Multiple Choice Questions

  1. What are the “3 V’s” that characterize big data?
    1. Value, viability, and variety
    2. Volume, velocity, and viability
    3. Volume, velocity, and variety
    4. Volume, value, and variety

    Explanation: The correct answer is c. The “3 V’s” that characterize big data are volume (amount of data); velocity (speed at which data is generated); and variety (number of types of data).

  2. What distinguishes big data analyses from traditional data analyses?
    1. Can be used to both test and generate hypotheses
    2. Variables are often not pre-selected for prediction modeling
    3. Often center around identifying and evaluating patterns
    4. All of the above

    Explanation: The correct answer is d. Big data can be used not only to test hypotheses, but also to generate new hypotheses that can later be tested with traditional data approaches. In big data predictive modeling, variables are often not pre-selected, which allows big data to be more exploratory and have a broader scope compared to traditional data. Big data analyses often center around identifying and evaluating patterns.

  3. What analytic technique focuses on grouping similar patients by characteristics such as demographics, genetics, or geography and can be used to inform geographically targeted screening and prevention efforts?
    1. Cluster analysis
    2. Decision-tree learning
    3. Bayesian networks
    4. Cognitive computing

    Explanation: The correct answer is a. Cluster analysis focuses on grouping similar patients or observations by variables such as demographics, medical history, genetics, or geography. Cluster analysis was used to detect statistically significant geographic clusters of basal cell carcinomas in a Northern California population with the goal of informing geographically targeting screening and prevention efforts. Decision-tree learning is a type of machine learning in which the independent variables are used to create a hierarchical tree structure with leaves and branches, which can predict an outcome. Bayesian networks use probabilistic graphs to explore relationships between variables. Cognitive computing is a type of machine learning that tries to mimic the functioning of the human brain

  4. Which of the following is NOT a limitation of big data?
    1. Storage may require considerable resources
    2. Formatting and analysis may require advanced computer science
    3. Can only be used for retrospective analyses
    4. More complex security and information privacy concerns than traditional datasets

    Explanation: The correct answer is c. Big data has several significant limitations. Storage of big data may require considerable resources. Advanced computer science may be required to format and analyze big datasets. Big datasets often have more complex security and information privacy concerns than traditional datasets. Quality control can be difficult and often has to be done through small representative samples. The advantages of a big data approach are many, however. Big data provides a large sample size and can be inexpensive to acquire. Both prospective and retrospective approaches are often available. Multiple data points from different sources can be combined in ways never before possible, leveraging the advantages of different collection sources and smaller datasets.

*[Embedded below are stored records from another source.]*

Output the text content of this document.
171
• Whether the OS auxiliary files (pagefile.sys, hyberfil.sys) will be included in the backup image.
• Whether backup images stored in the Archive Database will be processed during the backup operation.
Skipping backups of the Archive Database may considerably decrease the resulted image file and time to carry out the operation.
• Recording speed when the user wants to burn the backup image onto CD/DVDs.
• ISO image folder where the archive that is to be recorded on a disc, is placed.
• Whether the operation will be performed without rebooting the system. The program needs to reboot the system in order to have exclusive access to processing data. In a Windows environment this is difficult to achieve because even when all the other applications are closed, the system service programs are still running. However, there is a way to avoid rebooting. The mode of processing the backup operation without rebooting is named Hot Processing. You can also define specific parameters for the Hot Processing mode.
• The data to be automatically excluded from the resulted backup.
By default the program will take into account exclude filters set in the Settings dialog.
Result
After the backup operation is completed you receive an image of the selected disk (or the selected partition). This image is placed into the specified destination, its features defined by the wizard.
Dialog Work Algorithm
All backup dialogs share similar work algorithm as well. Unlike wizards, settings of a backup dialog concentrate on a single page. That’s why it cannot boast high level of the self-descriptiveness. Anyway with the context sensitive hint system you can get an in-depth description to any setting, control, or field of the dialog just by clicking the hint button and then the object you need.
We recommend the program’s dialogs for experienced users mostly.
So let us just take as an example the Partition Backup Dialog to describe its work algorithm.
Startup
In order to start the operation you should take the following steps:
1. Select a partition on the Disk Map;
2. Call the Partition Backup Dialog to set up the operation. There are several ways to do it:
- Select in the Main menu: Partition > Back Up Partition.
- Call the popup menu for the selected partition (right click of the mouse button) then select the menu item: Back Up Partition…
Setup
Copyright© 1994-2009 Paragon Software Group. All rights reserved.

  5. Which of the following is NOT a potential application of big data?
    1. Improve risk prediction for very rare diseases
    2. Identify distinct disease phenotypes in heterogeneous diseases that may merit different therapies
    3. Identify causal associations
    4. Perform drug and medical device surveillance

    Explanation: The correct answer is c. Big data is not used to identify causal associations. Big data, however, has many other potential applications that present powerful research opportunities in dermatology. Big data applications include improved risk prediction for rare diseases and diseases not included in traditional datasets; identification of distinct disease phenotypes in heterogeneous diseases that may merit different therapies; and surveillance of drug and medical device safety.

Footnotes

Conflict of Interest: Dr. Asgari has received research funding to her institution from Pfizer Inc. and Valeant Pharmaceuticals, but these associations have not influenced our work on this paper. The authors have no other potential conflicts of interest to disclose.